He wasn't a professor, but rather a middle school teacher I suffered....
After about months of working on an 8th grade science project... "How to calculate the depth of a crater on the Moon".... Instead of creating a model, I used diagrams and formulas drawn on the blackboard... The blackboard looked pretty cool with all the formulas I had created drawn all over it.
The presentation was to take about 25 minutes and the teacher didn't call on me till about 5 minutes before the bell.... he said he would listen to my report after class (it was the last class in the day). Ok fine.... well my classmates had all left leaving just the teacher, myself and the blackboard.... he just walked out about 5 minutes into my report without so much as a gesture, leaving me alone in the classroom. I just kept going and presented the remainder of my report to an roomful of empty desks. I finished my report, packed up my belongings and just went home. I did get an "A" on my report, but the incident probably kept me from a nice career in astrophysics.
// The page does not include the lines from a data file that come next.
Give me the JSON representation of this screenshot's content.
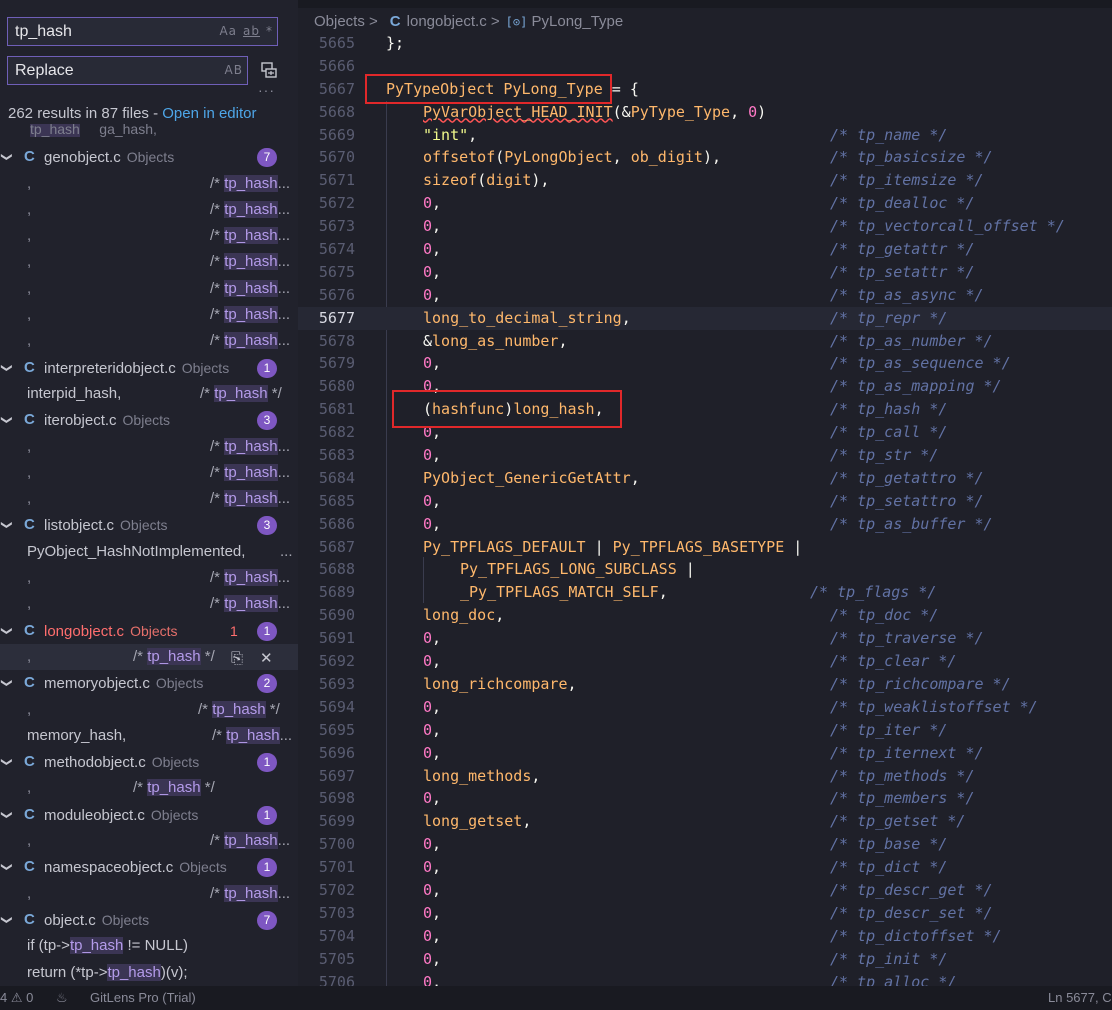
{
  "search": {
    "query": "tp_hash",
    "options": [
      "Aa",
      "ab",
      "*"
    ],
    "replace_placeholder": "Replace",
    "replace_option": "AB",
    "summary": "262 results in 87 files - ",
    "open_in_editor": "Open in editor"
  },
  "partial_row": {
    "a": "tp_hash",
    "b": "ga_hash,"
  },
  "results": [
    {
      "kind": "file",
      "name": "genobject.c",
      "dir": "Objects",
      "badge": "7"
    },
    {
      "kind": "match",
      "pre": ",",
      "hl": "tp_hash",
      "suffix": "...",
      "commentX": 210
    },
    {
      "kind": "match",
      "pre": ",",
      "hl": "tp_hash",
      "suffix": "...",
      "commentX": 210
    },
    {
      "kind": "match",
      "pre": ",",
      "hl": "tp_hash",
      "suffix": "...",
      "commentX": 210
    },
    {
      "kind": "match",
      "pre": ",",
      "hl": "tp_hash",
      "suffix": "...",
      "commentX": 210
    },
    {
      "kind": "match",
      "pre": ",",
      "hl": "tp_hash",
      "suffix": "...",
      "commentX": 210
    },
    {
      "kind": "match",
      "pre": ",",
      "hl": "tp_hash",
      "suffix": "...",
      "commentX": 210
    },
    {
      "kind": "match",
      "pre": ",",
      "hl": "tp_hash",
      "suffix": "...",
      "commentX": 210
    },
    {
      "kind": "file",
      "name": "interpreteridobject.c",
      "dir": "Objects",
      "badge": "1"
    },
    {
      "kind": "match",
      "pre": "interpid_hash,",
      "hl": "tp_hash",
      "suffix": " */",
      "commentX": 200
    },
    {
      "kind": "file",
      "name": "iterobject.c",
      "dir": "Objects",
      "badge": "3"
    },
    {
      "kind": "match",
      "pre": ",",
      "hl": "tp_hash",
      "suffix": "...",
      "commentX": 210
    },
    {
      "kind": "match",
      "pre": ",",
      "hl": "tp_hash",
      "suffix": "...",
      "commentX": 210
    },
    {
      "kind": "match",
      "pre": ",",
      "hl": "tp_hash",
      "suffix": "...",
      "commentX": 210
    },
    {
      "kind": "file",
      "name": "listobject.c",
      "dir": "Objects",
      "badge": "3"
    },
    {
      "kind": "match",
      "pre": "PyObject_HashNotImplemented,",
      "hl": "",
      "suffix": "...",
      "commentX": 280
    },
    {
      "kind": "match",
      "pre": ",",
      "hl": "tp_hash",
      "suffix": "...",
      "commentX": 210
    },
    {
      "kind": "match",
      "pre": ",",
      "hl": "tp_hash",
      "suffix": "...",
      "commentX": 210
    },
    {
      "kind": "file",
      "name": "longobject.c",
      "dir": "Objects",
      "badge": "1",
      "count": "1",
      "red": true
    },
    {
      "kind": "match",
      "pre": ",",
      "hl": "tp_hash",
      "suffix": " */",
      "commentX": 133,
      "selected": true
    },
    {
      "kind": "file",
      "name": "memoryobject.c",
      "dir": "Objects",
      "badge": "2"
    },
    {
      "kind": "match",
      "pre": ",",
      "hl": "tp_hash",
      "suffix": " */",
      "commentX": 198
    },
    {
      "kind": "match",
      "pre": "memory_hash,",
      "hl": "tp_hash",
      "suffix": "...",
      "commentX": 212
    },
    {
      "kind": "file",
      "name": "methodobject.c",
      "dir": "Objects",
      "badge": "1"
    },
    {
      "kind": "match",
      "pre": ",",
      "hl": "tp_hash",
      "suffix": " */",
      "commentX": 133
    },
    {
      "kind": "file",
      "name": "moduleobject.c",
      "dir": "Objects",
      "badge": "1"
    },
    {
      "kind": "match",
      "pre": ",",
      "hl": "tp_hash",
      "suffix": "...",
      "commentX": 210
    },
    {
      "kind": "file",
      "name": "namespaceobject.c",
      "dir": "Objects",
      "badge": "1"
    },
    {
      "kind": "match",
      "pre": ",",
      "hl": "tp_hash",
      "suffix": "...",
      "commentX": 210
    },
    {
      "kind": "file",
      "name": "object.c",
      "dir": "Objects",
      "badge": "7"
    },
    {
      "kind": "code",
      "a": "if (tp->",
      "hl": "tp_hash",
      "b": " != NULL)"
    },
    {
      "kind": "code",
      "a": "return (*tp->",
      "hl": "tp_hash",
      "b": ")(v);"
    }
  ],
  "breadcrumb": {
    "folder": "Objects",
    "file": "longobject.c",
    "symbol": "PyLong_Type"
  },
  "code_lines": [
    {
      "n": "5665",
      "t": [
        [
          "p",
          "};"
        ]
      ]
    },
    {
      "n": "5666",
      "t": []
    },
    {
      "n": "5667",
      "t": [
        [
          "k",
          "PyTypeObject"
        ],
        [
          "w",
          " "
        ],
        [
          "k",
          "PyLong_Type"
        ],
        [
          "w",
          " = {"
        ]
      ]
    },
    {
      "n": "5668",
      "t": [
        [
          "ksq",
          "PyVarObject_HEAD_INIT"
        ],
        [
          "w",
          "(&"
        ],
        [
          "k",
          "PyType_Type"
        ],
        [
          "w",
          ", "
        ],
        [
          "n",
          "0"
        ],
        [
          "w",
          ")"
        ]
      ],
      "i": 1
    },
    {
      "n": "5669",
      "t": [
        [
          "s",
          "\"int\""
        ],
        [
          "w",
          ","
        ]
      ],
      "c": "/* tp_name */",
      "i": 1
    },
    {
      "n": "5670",
      "t": [
        [
          "k",
          "offsetof"
        ],
        [
          "w",
          "("
        ],
        [
          "k",
          "PyLongObject"
        ],
        [
          "w",
          ", "
        ],
        [
          "k",
          "ob_digit"
        ],
        [
          "w",
          "),"
        ]
      ],
      "c": "/* tp_basicsize */",
      "i": 1
    },
    {
      "n": "5671",
      "t": [
        [
          "k",
          "sizeof"
        ],
        [
          "w",
          "("
        ],
        [
          "k",
          "digit"
        ],
        [
          "w",
          "),"
        ]
      ],
      "c": "/* tp_itemsize */",
      "i": 1
    },
    {
      "n": "5672",
      "t": [
        [
          "n",
          "0"
        ],
        [
          "w",
          ","
        ]
      ],
      "c": "/* tp_dealloc */",
      "i": 1
    },
    {
      "n": "5673",
      "t": [
        [
          "n",
          "0"
        ],
        [
          "w",
          ","
        ]
      ],
      "c": "/* tp_vectorcall_offset */",
      "i": 1
    },
    {
      "n": "5674",
      "t": [
        [
          "n",
          "0"
        ],
        [
          "w",
          ","
        ]
      ],
      "c": "/* tp_getattr */",
      "i": 1
    },
    {
      "n": "5675",
      "t": [
        [
          "n",
          "0"
        ],
        [
          "w",
          ","
        ]
      ],
      "c": "/* tp_setattr */",
      "i": 1
    },
    {
      "n": "5676",
      "t": [
        [
          "n",
          "0"
        ],
        [
          "w",
          ","
        ]
      ],
      "c": "/* tp_as_async */",
      "i": 1
    },
    {
      "n": "5677",
      "t": [
        [
          "k",
          "long_to_decimal_string"
        ],
        [
          "w",
          ","
        ]
      ],
      "c": "/* tp_repr */",
      "i": 1,
      "cur": true
    },
    {
      "n": "5678",
      "t": [
        [
          "w",
          "&"
        ],
        [
          "k",
          "long_as_number"
        ],
        [
          "w",
          ","
        ]
      ],
      "c": "/* tp_as_number */",
      "i": 1
    },
    {
      "n": "5679",
      "t": [
        [
          "n",
          "0"
        ],
        [
          "w",
          ","
        ]
      ],
      "c": "/* tp_as_sequence */",
      "i": 1
    },
    {
      "n": "5680",
      "t": [
        [
          "n",
          "0"
        ],
        [
          "w",
          ","
        ]
      ],
      "c": "/* tp_as_mapping */",
      "i": 1
    },
    {
      "n": "5681",
      "t": [
        [
          "w",
          "("
        ],
        [
          "k",
          "hashfunc"
        ],
        [
          "w",
          ")"
        ],
        [
          "k",
          "long_hash"
        ],
        [
          "w",
          ","
        ]
      ],
      "c": "/* tp_hash */",
      "i": 1
    },
    {
      "n": "5682",
      "t": [
        [
          "n",
          "0"
        ],
        [
          "w",
          ","
        ]
      ],
      "c": "/* tp_call */",
      "i": 1
    },
    {
      "n": "5683",
      "t": [
        [
          "n",
          "0"
        ],
        [
          "w",
          ","
        ]
      ],
      "c": "/* tp_str */",
      "i": 1
    },
    {
      "n": "5684",
      "t": [
        [
          "k",
          "PyObject_GenericGetAttr"
        ],
        [
          "w",
          ","
        ]
      ],
      "c": "/* tp_getattro */",
      "i": 1
    },
    {
      "n": "5685",
      "t": [
        [
          "n",
          "0"
        ],
        [
          "w",
          ","
        ]
      ],
      "c": "/* tp_setattro */",
      "i": 1
    },
    {
      "n": "5686",
      "t": [
        [
          "n",
          "0"
        ],
        [
          "w",
          ","
        ]
      ],
      "c": "/* tp_as_buffer */",
      "i": 1
    },
    {
      "n": "5687",
      "t": [
        [
          "k",
          "Py_TPFLAGS_DEFAULT"
        ],
        [
          "w",
          " | "
        ],
        [
          "k",
          "Py_TPFLAGS_BASETYPE"
        ],
        [
          "w",
          " |"
        ]
      ],
      "i": 1
    },
    {
      "n": "5688",
      "t": [
        [
          "k",
          "Py_TPFLAGS_LONG_SUBCLASS"
        ],
        [
          "w",
          " |"
        ]
      ],
      "i": 2
    },
    {
      "n": "5689",
      "t": [
        [
          "k",
          "_Py_TPFLAGS_MATCH_SELF"
        ],
        [
          "w",
          ","
        ]
      ],
      "c": "/* tp_flags */",
      "i": 2,
      "cshift": -20
    },
    {
      "n": "5690",
      "t": [
        [
          "k",
          "long_doc"
        ],
        [
          "w",
          ","
        ]
      ],
      "c": "/* tp_doc */",
      "i": 1
    },
    {
      "n": "5691",
      "t": [
        [
          "n",
          "0"
        ],
        [
          "w",
          ","
        ]
      ],
      "c": "/* tp_traverse */",
      "i": 1
    },
    {
      "n": "5692",
      "t": [
        [
          "n",
          "0"
        ],
        [
          "w",
          ","
        ]
      ],
      "c": "/* tp_clear */",
      "i": 1
    },
    {
      "n": "5693",
      "t": [
        [
          "k",
          "long_richcompare"
        ],
        [
          "w",
          ","
        ]
      ],
      "c": "/* tp_richcompare */",
      "i": 1
    },
    {
      "n": "5694",
      "t": [
        [
          "n",
          "0"
        ],
        [
          "w",
          ","
        ]
      ],
      "c": "/* tp_weaklistoffset */",
      "i": 1
    },
    {
      "n": "5695",
      "t": [
        [
          "n",
          "0"
        ],
        [
          "w",
          ","
        ]
      ],
      "c": "/* tp_iter */",
      "i": 1
    },
    {
      "n": "5696",
      "t": [
        [
          "n",
          "0"
        ],
        [
          "w",
          ","
        ]
      ],
      "c": "/* tp_iternext */",
      "i": 1
    },
    {
      "n": "5697",
      "t": [
        [
          "k",
          "long_methods"
        ],
        [
          "w",
          ","
        ]
      ],
      "c": "/* tp_methods */",
      "i": 1
    },
    {
      "n": "5698",
      "t": [
        [
          "n",
          "0"
        ],
        [
          "w",
          ","
        ]
      ],
      "c": "/* tp_members */",
      "i": 1
    },
    {
      "n": "5699",
      "t": [
        [
          "k",
          "long_getset"
        ],
        [
          "w",
          ","
        ]
      ],
      "c": "/* tp_getset */",
      "i": 1
    },
    {
      "n": "5700",
      "t": [
        [
          "n",
          "0"
        ],
        [
          "w",
          ","
        ]
      ],
      "c": "/* tp_base */",
      "i": 1
    },
    {
      "n": "5701",
      "t": [
        [
          "n",
          "0"
        ],
        [
          "w",
          ","
        ]
      ],
      "c": "/* tp_dict */",
      "i": 1
    },
    {
      "n": "5702",
      "t": [
        [
          "n",
          "0"
        ],
        [
          "w",
          ","
        ]
      ],
      "c": "/* tp_descr_get */",
      "i": 1
    },
    {
      "n": "5703",
      "t": [
        [
          "n",
          "0"
        ],
        [
          "w",
          ","
        ]
      ],
      "c": "/* tp_descr_set */",
      "i": 1
    },
    {
      "n": "5704",
      "t": [
        [
          "n",
          "0"
        ],
        [
          "w",
          ","
        ]
      ],
      "c": "/* tp_dictoffset */",
      "i": 1
    },
    {
      "n": "5705",
      "t": [
        [
          "n",
          "0"
        ],
        [
          "w",
          ","
        ]
      ],
      "c": "/* tp_init */",
      "i": 1
    },
    {
      "n": "5706",
      "t": [
        [
          "n",
          "0"
        ],
        [
          "w",
          ","
        ]
      ],
      "c": "/* tp_alloc */",
      "i": 1
    }
  ],
  "statusbar": {
    "problems": "4",
    "warnings": "0",
    "gitlens": "GitLens Pro (Trial)",
    "position": "Ln 5677, C"
  }
}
That is when I learned "Why should I care if no one else does?". I know I bore some people with long-winded technicalities and details, but really??
Much later in life, during university, I showed my old report to a Harvard credentialed physics professor just to see what he thought, He informed me that my formula was not totally accurate but was very creative and that I had inadvertently discovered a tangent using the Pythagorean Theorem and angles. Not too bad for a 12 year old. Something a decent, present and awake 8th grade science teacher would love to see in one of their students.
I hereby nominate my old 8th grade science teacher for "worst teacher of the 20 century".